Children with craniofacial microsomia (CFM) are at risk of obstructive sleep apnoea (OSA). This systematic review provides an overview of the literature on the prevalence of OSA in children with CFM. A search was performed in PubMed, Embase, Cochrane Library, and Web of Science for articles on CFM and OSA. The following data were extracted from the articles: number of patients, patient characteristics, presence of OSA, polysomnography outcomes, and the treatments and outcomes of OSA. We included 16 articles on CFM and OSA, four of which reported the prevalence of OSA (range 7–67%). Surgical treatment was more often described in these patients than conservative treatment. According to the literature, OSA is related to CFM. However, as there have been no prospective studies and few studies have presented objective measurements, no definitive conclusions can be drawn. Prospective studies are needed to determine the prevalence of OSA in patients with CFM.
A common problem in children with a craniofacial anomaly is upper airway obstruction. This obstruction may be related to bilateral mandibular hypoplasia, as is the case in children with Pierre Robin sequence and Treacher Collins syndrome. The prevalence of upper airway obstruction, and more specifically of obstructive sleep apnoea (OSA), in children with Pierre Robin sequence and Treacher Collins syndrome is 12.5% and 46%, respectively. In the normal population this is 3–4%.
OSA is one of the clinical manifestations of upper airway obstruction and is characterized by snoring, laboured breathing during sleep, apnoea, and excessive daytime sleepiness. Complications of OSA include failure to thrive, pulmonary hypertension, cor pulmonale, and sudden death.

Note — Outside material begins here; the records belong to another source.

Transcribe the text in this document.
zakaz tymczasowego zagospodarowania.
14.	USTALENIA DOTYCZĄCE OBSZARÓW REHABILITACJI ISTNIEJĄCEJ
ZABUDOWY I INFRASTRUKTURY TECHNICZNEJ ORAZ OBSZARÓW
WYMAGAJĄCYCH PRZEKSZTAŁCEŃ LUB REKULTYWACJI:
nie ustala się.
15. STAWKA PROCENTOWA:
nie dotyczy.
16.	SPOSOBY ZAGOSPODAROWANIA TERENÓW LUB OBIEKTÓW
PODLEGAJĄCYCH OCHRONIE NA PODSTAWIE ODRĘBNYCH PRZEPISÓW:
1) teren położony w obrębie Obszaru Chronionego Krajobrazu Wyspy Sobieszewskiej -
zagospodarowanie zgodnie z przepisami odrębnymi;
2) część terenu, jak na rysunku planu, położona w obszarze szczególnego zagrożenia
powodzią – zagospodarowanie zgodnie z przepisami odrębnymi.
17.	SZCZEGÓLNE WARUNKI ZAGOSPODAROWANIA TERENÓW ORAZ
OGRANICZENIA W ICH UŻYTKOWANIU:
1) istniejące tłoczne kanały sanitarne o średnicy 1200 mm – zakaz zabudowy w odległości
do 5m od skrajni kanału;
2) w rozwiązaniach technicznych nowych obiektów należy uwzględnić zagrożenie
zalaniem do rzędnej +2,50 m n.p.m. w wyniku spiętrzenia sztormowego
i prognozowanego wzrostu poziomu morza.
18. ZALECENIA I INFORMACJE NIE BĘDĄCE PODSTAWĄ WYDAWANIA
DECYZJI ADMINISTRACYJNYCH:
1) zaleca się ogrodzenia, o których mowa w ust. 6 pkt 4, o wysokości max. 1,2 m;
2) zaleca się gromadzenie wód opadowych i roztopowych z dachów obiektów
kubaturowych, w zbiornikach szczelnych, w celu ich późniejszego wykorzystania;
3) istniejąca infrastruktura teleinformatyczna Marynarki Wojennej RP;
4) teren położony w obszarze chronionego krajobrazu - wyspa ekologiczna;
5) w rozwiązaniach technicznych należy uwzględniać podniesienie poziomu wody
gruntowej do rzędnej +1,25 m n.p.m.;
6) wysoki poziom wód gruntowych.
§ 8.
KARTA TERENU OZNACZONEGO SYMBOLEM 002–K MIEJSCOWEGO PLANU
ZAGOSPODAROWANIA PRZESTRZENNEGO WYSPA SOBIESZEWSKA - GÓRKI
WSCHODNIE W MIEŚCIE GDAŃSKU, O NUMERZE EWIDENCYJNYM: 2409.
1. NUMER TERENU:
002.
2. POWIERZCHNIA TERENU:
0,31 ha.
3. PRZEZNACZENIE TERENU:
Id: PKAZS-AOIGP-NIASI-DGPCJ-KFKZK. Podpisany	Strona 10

Therefore, the accurate diagnosis and identification of risk groups is important.
As is the case for Pierre Robin sequence and Treacher Collins syndrome patients, craniofacial microsomia (CFM) patients have mandibular hypoplasia as a clinical characteristic. CFM is the result of a disturbance in the embryological development of the first and second branchial arches and is characterized by asymmetric underdevelopment of the facial structures, including the mandible, maxilla, ears, soft tissues, and facial nerves. CFM is most often regarded as a unilateral malformation, however the facial structures are involved bilaterally in 10% of cases and several recent publications have suggested that the contralateral side is abnormal in most cases as well, although not truly hypoplastic. The reported incidence rate ranges from 1 in 3500 to 1 in 20,000, which makes CFM the second most common facial birth defect after cleft lip and palate. CFM in combination with epibulbar dermoid and extra-craniofacial anomalies, such as heart, renal, and vertebral anomalies, is known as Goldenhar syndrome.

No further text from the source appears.